Барон и Отмар прервали рассказ художника громким хохотом; серьезного
настроения как не бывало; и барон сказал:
-- Разве не говорил я всегда, что в нашем узком семейном кругу старина
Франц воистину maitre de plaisir (Распорядитель развлечений (франц.))? Сколь
патетически приступил он к обсуждению нашей темы, и каким замечательным
оказалось действие шутки, которой он затем разразился и которая точно мощным
взрывом развеяла всю нашу торжественную серьезность; мы разом воротились из
мира призраков в живую и радостную реальную жизнь.
-- Только не воображайте, -- возразил Бикерт,- будто я паясничал, чтобы
просто повеселить вас. Нет! Те жуткие сновидения и вправду мучили меня, и
быть может, я сам невольно подготовил их.
-- У нашего Франца, -- заметил Отмар,- накоплено немало фактов
относительно его теории сновидений, однако все, что он говорил касательно
связей и выводов из своих гипотетических положений, выглядит не слишком
убедительно. Кроме того, бывают более возвышенные сновидения, и именно их
видит человек в некоем блаженном одушевляющем сне, который позволяет ему
вобрать в себя лучи мирового духа и, приблизившись к нему, впитать их
живительную божественную силу.
-- Обратите внимание, -- сказал барон, -- сейчас Отмар вновь оседлает
своего любимого конька и ускачет на нем в неведомую страну, на которую, как
он утверждает, мы, неверующие, обречены взирать лишь издали, как Моисей
взирал на землю обетованную. Но мы не позволим ему покинуть нас -- ночь
сегодня весьма мрачная и холодная, так почему бы нам не посидеть вместе еще
часок, разожжем огонь в камине, а Мария приготовит по своему рецепту
восхитительный пунш, который мы меж тем могли бы принять в себя, как некий
дух, который поддержит и укрепит наше бодрое настроение.
Бикерт, глубоко вздохнув, устремил просветленный взор к небесам, а
затем склонился в смиренном поклоне перед Марией. Мария, уже давно сидевшая
молча, погрузившись в свои мысли, от души рассмеялась -- что бывало не часто
-- забавной позе художника и быстро поднялась, чтобы приготовить все, как
пожелал барон. Бикерт деловито сновал туда и сюда, он помог Каспару принести
дров, а затем, стоя на коленях перед камином, чуть отодвинувшись и раздувая
огонь, то и дело взывал к Отмару, чтобы тот выказал себя достойным учеником
и набросал его портрет, точно передав световые эффекты и восхитительные
отблески огня, освещавшие его лицо. Старый барон явно повеселел, он даже
приказал -- что случалось лишь в часы самого благодушного настроения --
подать себе длинную турецкую трубку с мундштуком из драгоценного янтаря. И
когда тонкий, быстро улетучивающийся аромат турецкого табака потянулся по
зале, а Мария накапала в серебряную пуншевую чашу лимонный сок на сахар,
который сама и наколола, у всех возникло такое чувство, будто к ним снизошел
добрый гений семейного очага, а навеваемая им душевная благодать дарует
столь полное наслаждение настоящим, что любое прошлое или будущее кажутся
бесцветными и не стоящими внимания.
-- В чем же дело, -- начал барон, -- отчего Марии удается так
приготовить пунш, что никакого иного я и пить не могу? И совершенно напрасны
ее подробнейшие объяснения про соотношение составных частей и все прочее.
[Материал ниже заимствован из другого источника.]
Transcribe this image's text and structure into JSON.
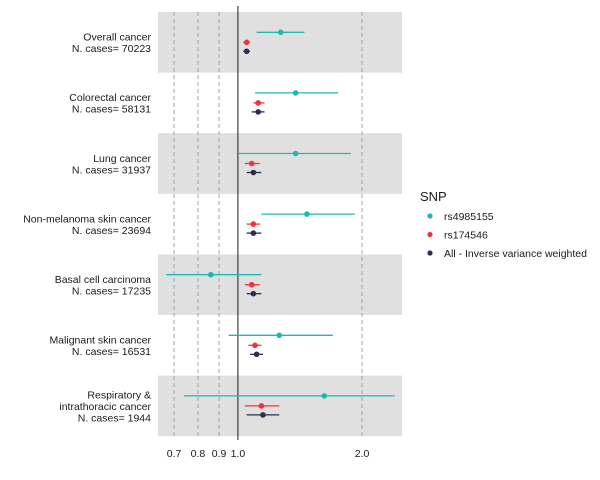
{
  "chart_data": {
    "type": "forest",
    "title": "",
    "xlabel": "",
    "ylabel": "",
    "x_scale": "log",
    "xlim": [
      0.64,
      2.5
    ],
    "x_ticks": [
      0.7,
      0.8,
      0.9,
      1.0,
      2.0
    ],
    "x_tick_labels": [
      "0.7",
      "0.8",
      "0.9",
      "1.0",
      "2.0"
    ],
    "reference_line": 1.0,
    "grid": "dashed vertical lines at tick positions",
    "legend": {
      "title": "SNP",
      "placement": "right",
      "entries": [
        {
          "label": "rs4985155",
          "color": "#1fb8b1"
        },
        {
          "label": "rs174546",
          "color": "#f0323f"
        },
        {
          "label": "All - Inverse variance weighted",
          "color": "#27314a"
        }
      ]
    },
    "groups": [
      {
        "label_lines": [
          "Overall cancer",
          "N. cases= 70223"
        ],
        "shaded": true,
        "estimates": [
          {
            "series": "rs4985155",
            "est": 1.27,
            "lo": 1.11,
            "hi": 1.45
          },
          {
            "series": "rs174546",
            "est": 1.05,
            "lo": 1.03,
            "hi": 1.07
          },
          {
            "series": "All - Inverse variance weighted",
            "est": 1.05,
            "lo": 1.03,
            "hi": 1.07
          }
        ]
      },
      {
        "label_lines": [
          "Colorectal cancer",
          "N. cases= 58131"
        ],
        "shaded": false,
        "estimates": [
          {
            "series": "rs4985155",
            "est": 1.38,
            "lo": 1.1,
            "hi": 1.75
          },
          {
            "series": "rs174546",
            "est": 1.12,
            "lo": 1.09,
            "hi": 1.16
          },
          {
            "series": "All - Inverse variance weighted",
            "est": 1.12,
            "lo": 1.08,
            "hi": 1.16
          }
        ]
      },
      {
        "label_lines": [
          "Lung cancer",
          "N. cases= 31937"
        ],
        "shaded": true,
        "estimates": [
          {
            "series": "rs4985155",
            "est": 1.38,
            "lo": 1.0,
            "hi": 1.88
          },
          {
            "series": "rs174546",
            "est": 1.08,
            "lo": 1.04,
            "hi": 1.13
          },
          {
            "series": "All - Inverse variance weighted",
            "est": 1.09,
            "lo": 1.05,
            "hi": 1.14
          }
        ]
      },
      {
        "label_lines": [
          "Non-melanoma skin cancer",
          "N. cases= 23694"
        ],
        "shaded": false,
        "estimates": [
          {
            "series": "rs4985155",
            "est": 1.47,
            "lo": 1.14,
            "hi": 1.92
          },
          {
            "series": "rs174546",
            "est": 1.09,
            "lo": 1.05,
            "hi": 1.13
          },
          {
            "series": "All - Inverse variance weighted",
            "est": 1.09,
            "lo": 1.05,
            "hi": 1.14
          }
        ]
      },
      {
        "label_lines": [
          "Basal cell carcinoma",
          "N. cases= 17235"
        ],
        "shaded": true,
        "estimates": [
          {
            "series": "rs4985155",
            "est": 0.86,
            "lo": 0.67,
            "hi": 1.14
          },
          {
            "series": "rs174546",
            "est": 1.08,
            "lo": 1.04,
            "hi": 1.13
          },
          {
            "series": "All - Inverse variance weighted",
            "est": 1.09,
            "lo": 1.05,
            "hi": 1.14
          }
        ]
      },
      {
        "label_lines": [
          "Malignant skin cancer",
          "N. cases= 16531"
        ],
        "shaded": false,
        "estimates": [
          {
            "series": "rs4985155",
            "est": 1.26,
            "lo": 0.95,
            "hi": 1.7
          },
          {
            "series": "rs174546",
            "est": 1.1,
            "lo": 1.06,
            "hi": 1.14
          },
          {
            "series": "All - Inverse variance weighted",
            "est": 1.11,
            "lo": 1.07,
            "hi": 1.15
          }
        ]
      },
      {
        "label_lines": [
          "Respiratory &",
          "intrathoracic cancer",
          "N. cases= 1944"
        ],
        "shaded": true,
        "estimates": [
          {
            "series": "rs4985155",
            "est": 1.62,
            "lo": 0.74,
            "hi": 2.4
          },
          {
            "series": "rs174546",
            "est": 1.14,
            "lo": 1.04,
            "hi": 1.26
          },
          {
            "series": "All - Inverse variance weighted",
            "est": 1.15,
            "lo": 1.05,
            "hi": 1.26
          }
        ]
      }
    ]
  }
}
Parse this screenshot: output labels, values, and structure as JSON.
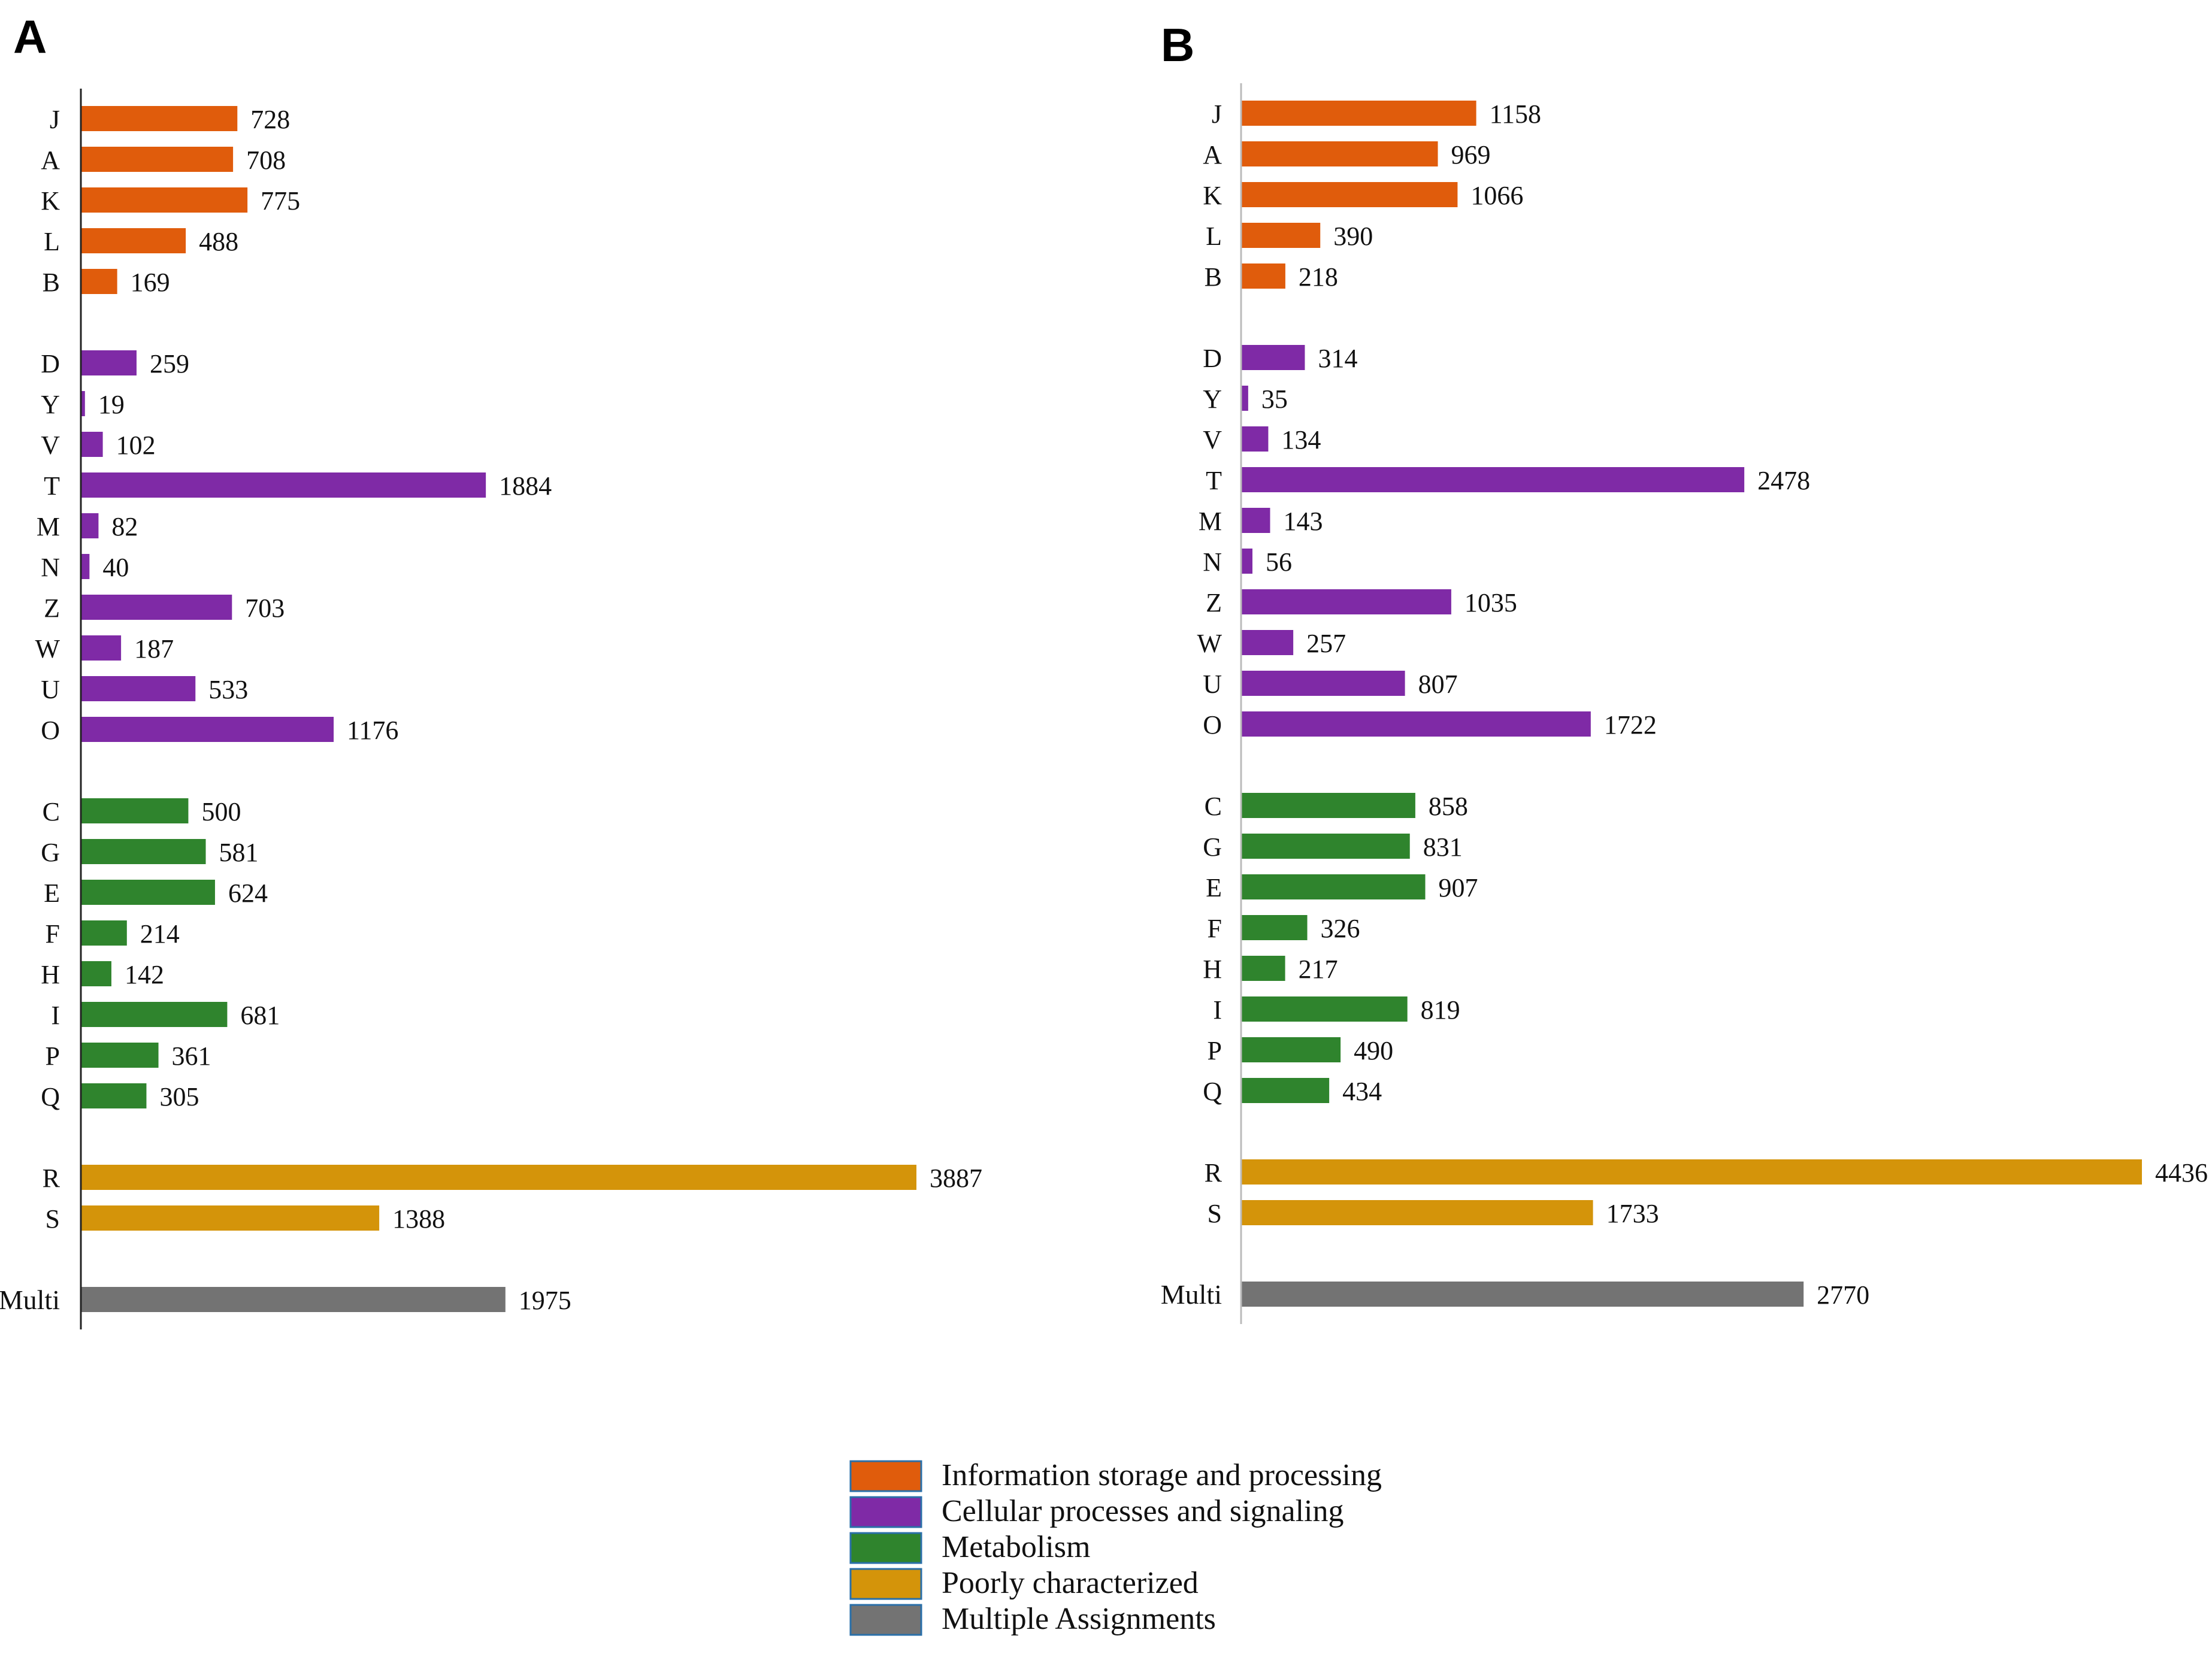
{
  "figure": {
    "panel_labels": [
      "A",
      "B"
    ]
  },
  "chart_data": [
    {
      "type": "bar",
      "orientation": "horizontal",
      "panel": "A",
      "title": "",
      "xlabel": "",
      "ylabel": "",
      "xlim": [
        0,
        3887
      ],
      "grid": false,
      "groups": [
        {
          "group": "info",
          "categories": [
            "J",
            "A",
            "K",
            "L",
            "B"
          ],
          "values": [
            728,
            708,
            775,
            488,
            169
          ]
        },
        {
          "group": "cell",
          "categories": [
            "D",
            "Y",
            "V",
            "T",
            "M",
            "N",
            "Z",
            "W",
            "U",
            "O"
          ],
          "values": [
            259,
            19,
            102,
            1884,
            82,
            40,
            703,
            187,
            533,
            1176
          ]
        },
        {
          "group": "metab",
          "categories": [
            "C",
            "G",
            "E",
            "F",
            "H",
            "I",
            "P",
            "Q"
          ],
          "values": [
            500,
            581,
            624,
            214,
            142,
            681,
            361,
            305
          ]
        },
        {
          "group": "poor",
          "categories": [
            "R",
            "S"
          ],
          "values": [
            3887,
            1388
          ]
        },
        {
          "group": "multi",
          "categories": [
            "Multi"
          ],
          "values": [
            1975
          ]
        }
      ]
    },
    {
      "type": "bar",
      "orientation": "horizontal",
      "panel": "B",
      "title": "",
      "xlabel": "",
      "ylabel": "",
      "xlim": [
        0,
        4436
      ],
      "grid": false,
      "groups": [
        {
          "group": "info",
          "categories": [
            "J",
            "A",
            "K",
            "L",
            "B"
          ],
          "values": [
            1158,
            969,
            1066,
            390,
            218
          ]
        },
        {
          "group": "cell",
          "categories": [
            "D",
            "Y",
            "V",
            "T",
            "M",
            "N",
            "Z",
            "W",
            "U",
            "O"
          ],
          "values": [
            314,
            35,
            134,
            2478,
            143,
            56,
            1035,
            257,
            807,
            1722
          ]
        },
        {
          "group": "metab",
          "categories": [
            "C",
            "G",
            "E",
            "F",
            "H",
            "I",
            "P",
            "Q"
          ],
          "values": [
            858,
            831,
            907,
            326,
            217,
            819,
            490,
            434
          ]
        },
        {
          "group": "poor",
          "categories": [
            "R",
            "S"
          ],
          "values": [
            4436,
            1733
          ]
        },
        {
          "group": "multi",
          "categories": [
            "Multi"
          ],
          "values": [
            2770
          ]
        }
      ]
    }
  ],
  "legend": {
    "placement": "bottom-center",
    "items": [
      {
        "key": "info",
        "label": "Information storage and processing",
        "color": "#e05c0c"
      },
      {
        "key": "cell",
        "label": "Cellular processes and signaling",
        "color": "#7f2aa6"
      },
      {
        "key": "metab",
        "label": "Metabolism",
        "color": "#2f842d"
      },
      {
        "key": "poor",
        "label": "Poorly characterized",
        "color": "#d4940a"
      },
      {
        "key": "multi",
        "label": "Multiple Assignments",
        "color": "#737373"
      }
    ]
  }
}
Однажды наша капризная Катинка в моем присутствии приготовила пунш точно по
рецепту Марии, но я не смог выпить и стакана; как будто Мария творит над
напитком некое заклинание, которое придает ему особую магическую силу.
-- А разве это не так? -- воскликнул Бикерт.- Ведь то колдовские чары
красоты и изящества, которыми Мария одушевляет все, к чему бы она ни
прикоснулась; само наблюдение за приготовлением пунша делает его
восхитительным и превосходным на вкус.
-- Сказано весьма галантно, -- встрял в беседу Отмар,- но, не обижайся,
дорогая сестра, не совсем верно. Я готов согласиться с нашим любезным
батюшкой, ибо и для меня огромное удовольствие отведать то, что приготовлено
тобою и чего касались твои руки. Но чары, порождающие это, я ищу в более
глубоких духовных связях, а не просто в твоей красоте и изяществе, как то
делает Бикерт, который, разумеется, все сводит к одному, ибо он волочится за
тобой с той поры, как тебе минуло восемь лет.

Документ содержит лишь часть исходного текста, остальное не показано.